Вспомнилось, как столкнулись с отцом на скетинг-ринке. Играл оркестр, пары скользили по паркету, в буфете давали шампанское и крюшон. Сюда не принято брать жён и мужей, но папа с молоденькой девочкой, её ровесницей – удар по гордости, уязвлённое чувство любви к матери.
Шла война, а они, как ни в чём не бывало, ходили в электрический театр, на вечеринки в салонах, где читают футуристические стихи Каменского и Гуро, где громят Верещагина и Врубеля. Благословенные времена, теперь всеми и всюду проклинаемые. Самонадеянное вольнодумство. Неслыханная бездумность. И всё-таки благословенные времена.
Прими, Спаситель, слёзы грешницы, не знавшей, что церковь ей так близка. Другие молились, просили. А ей всё казалось, молиться не надо. И так дано будет. Казалось, люди вполне могут жить без религии. А Бог тебе, сумасбродке, через страшные вещи показывает азы, истины и основы. Даёт и отбирает. И даёт.

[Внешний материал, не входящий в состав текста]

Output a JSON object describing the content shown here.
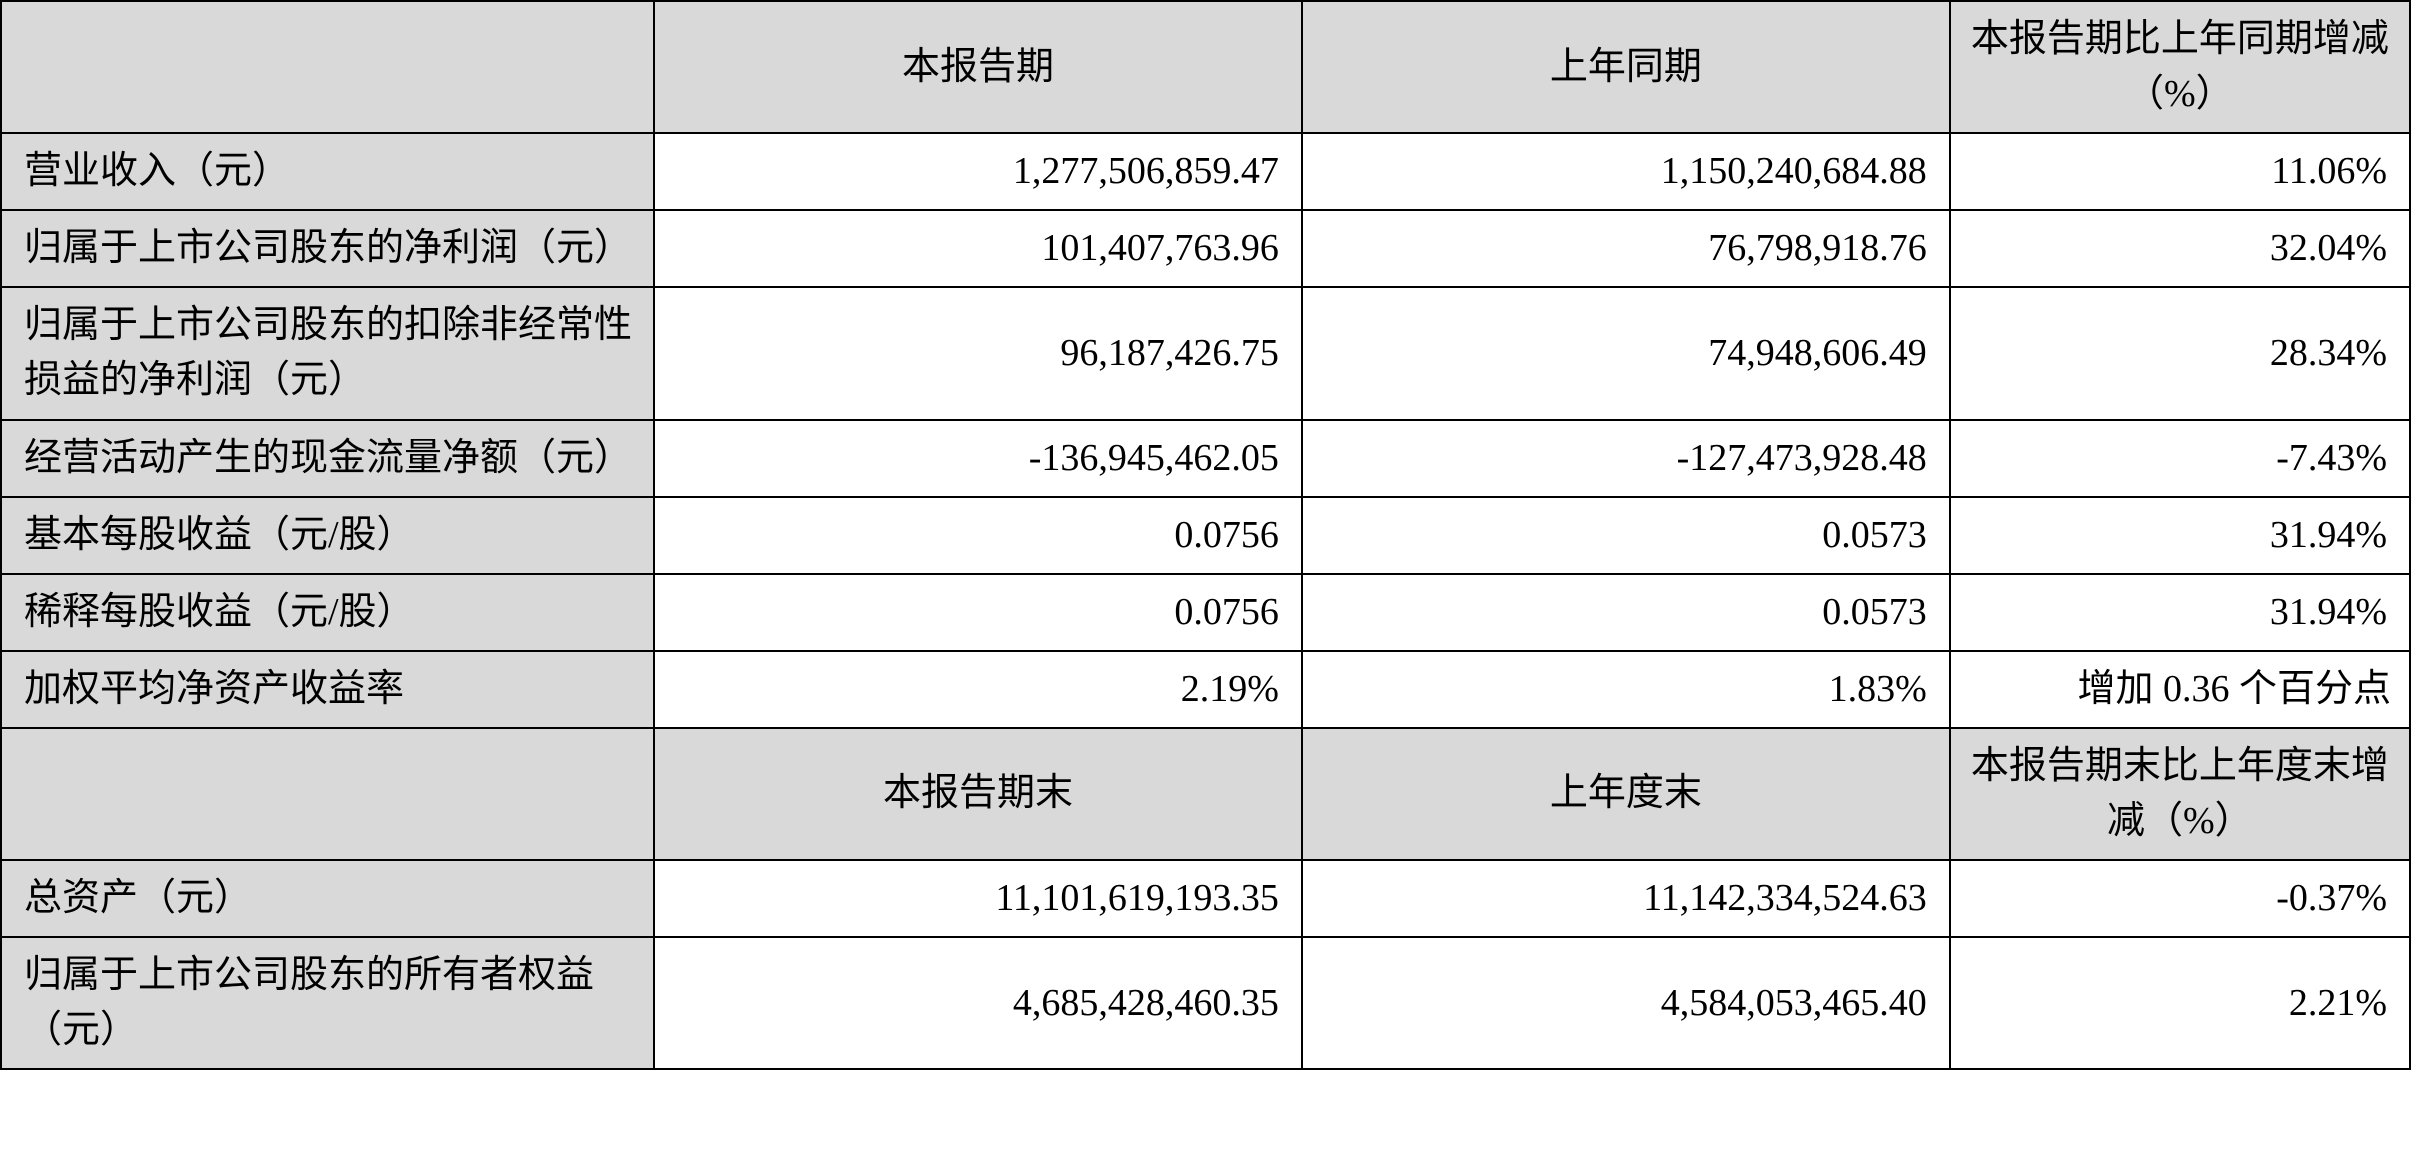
{
  "table": {
    "type": "table",
    "border_color": "#000000",
    "header_bg": "#d9d9d9",
    "cell_bg": "#ffffff",
    "font_family": "SimSun",
    "font_size_pt": 28,
    "headers1": {
      "blank": "",
      "c2": "本报告期",
      "c3": "上年同期",
      "c4": "本报告期比上年同期增减（%）"
    },
    "rows1": [
      {
        "label": "营业收入（元）",
        "a": "1,277,506,859.47",
        "b": "1,150,240,684.88",
        "c": "11.06%"
      },
      {
        "label": "归属于上市公司股东的净利润（元）",
        "a": "101,407,763.96",
        "b": "76,798,918.76",
        "c": "32.04%"
      },
      {
        "label": "归属于上市公司股东的扣除非经常性损益的净利润（元）",
        "a": "96,187,426.75",
        "b": "74,948,606.49",
        "c": "28.34%"
      },
      {
        "label": "经营活动产生的现金流量净额（元）",
        "a": "-136,945,462.05",
        "b": "-127,473,928.48",
        "c": "-7.43%"
      },
      {
        "label": "基本每股收益（元/股）",
        "a": "0.0756",
        "b": "0.0573",
        "c": "31.94%"
      },
      {
        "label": "稀释每股收益（元/股）",
        "a": "0.0756",
        "b": "0.0573",
        "c": "31.94%"
      },
      {
        "label": "加权平均净资产收益率",
        "a": "2.19%",
        "b": "1.83%",
        "c": "增加 0.36 个百分点"
      }
    ],
    "headers2": {
      "blank": "",
      "c2": "本报告期末",
      "c3": "上年度末",
      "c4": "本报告期末比上年度末增减（%）"
    },
    "rows2": [
      {
        "label": "总资产（元）",
        "a": "11,101,619,193.35",
        "b": "11,142,334,524.63",
        "c": "-0.37%"
      },
      {
        "label": "归属于上市公司股东的所有者权益（元）",
        "a": "4,685,428,460.35",
        "b": "4,584,053,465.40",
        "c": "2.21%"
      }
    ]
  }
}
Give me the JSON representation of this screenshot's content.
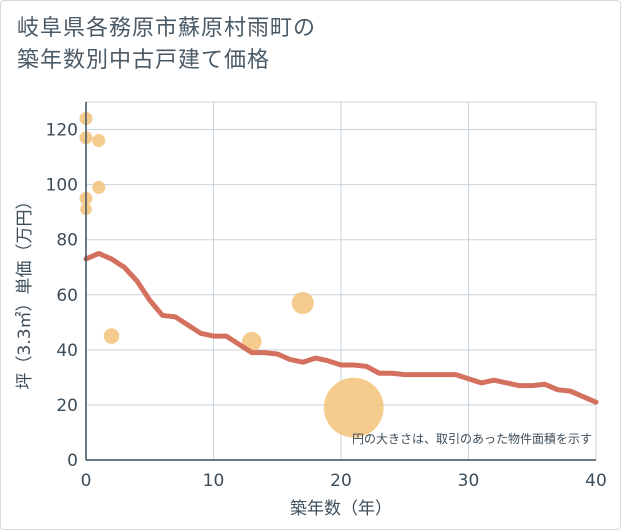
{
  "title_line1": "岐阜県各務原市蘇原村雨町の",
  "title_line2": "築年数別中古戸建て価格",
  "chart_data": {
    "type": "scatter",
    "xlabel": "築年数（年）",
    "ylabel": "坪（3.3㎡）単価（万円）",
    "xlim": [
      0,
      40
    ],
    "ylim": [
      0,
      130
    ],
    "xticks": [
      "0",
      "10",
      "20",
      "30",
      "40"
    ],
    "xtick_values": [
      0,
      10,
      20,
      30,
      40
    ],
    "yticks": [
      "0",
      "20",
      "40",
      "60",
      "80",
      "100",
      "120"
    ],
    "ytick_values": [
      0,
      20,
      40,
      60,
      80,
      100,
      120
    ],
    "grid": true,
    "note": "円の大きさは、取引のあった物件面積を示す",
    "colors": {
      "bubble": "#f5c27a",
      "line": "#d4705e",
      "grid": "#c9d3dc",
      "text": "#3d4e5a"
    },
    "bubbles": [
      {
        "x": 0,
        "y": 124,
        "size": 1
      },
      {
        "x": 0,
        "y": 117,
        "size": 1
      },
      {
        "x": 1,
        "y": 116,
        "size": 1
      },
      {
        "x": 1,
        "y": 99,
        "size": 1
      },
      {
        "x": 0,
        "y": 95,
        "size": 1
      },
      {
        "x": 0,
        "y": 91,
        "size": 0.9
      },
      {
        "x": 2,
        "y": 45,
        "size": 1.2
      },
      {
        "x": 13,
        "y": 43,
        "size": 1.5
      },
      {
        "x": 17,
        "y": 57,
        "size": 1.7
      },
      {
        "x": 21,
        "y": 19,
        "size": 4.6
      }
    ],
    "line": {
      "x": [
        0,
        1,
        2,
        3,
        4,
        5,
        6,
        7,
        8,
        9,
        10,
        11,
        12,
        13,
        14,
        15,
        16,
        17,
        18,
        19,
        20,
        21,
        22,
        23,
        24,
        25,
        26,
        27,
        28,
        29,
        30,
        31,
        32,
        33,
        34,
        35,
        36,
        37,
        38,
        39,
        40
      ],
      "y": [
        73,
        75,
        73,
        70,
        65,
        58,
        52.5,
        52,
        49,
        46,
        45,
        45,
        42,
        39,
        39,
        38.5,
        36.5,
        35.5,
        37,
        36,
        34.5,
        34.5,
        34,
        31.5,
        31.5,
        31,
        31,
        31,
        31,
        31,
        29.5,
        28,
        29,
        28,
        27,
        27,
        27.5,
        25.5,
        25,
        23,
        21
      ]
    }
  }
}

Зачем скетинг-ринки, картины электрическогого театра застряли в памяти? Ветеринар – человек из прошлого – напомнил ей о девичьих вычурах. Череда воспоминаний, промелькнувшая на уме перед отъездом, есть такая же нелепица жизни, как и сам нелепый персонаж перед окном. Опустившийся тип вызвал в ней не самые дурные воспоминания. Жалкий человечек с омерзительною привычкой щёлкать пальцами, от того хруста до сих пор передёргивает. Вот шевелит губами, ширинка расстегнута. Проходящие толкают его, показывают пальцем. А в ширинке у чудака кусок исподнего шевелится вслед его движениям. Почему он? Почему именно он, как запылённая декорация из кулис, возник перед ней в час отъезда? Что ей в его появлении? Но лучше он, чем Муханов. Или его послал Муханов?! Нет, зачем? Тот сам пришёл бы и вышвырнул Сашку, её потащил бы за руку из вагона, как тащил под выстрелами в арке.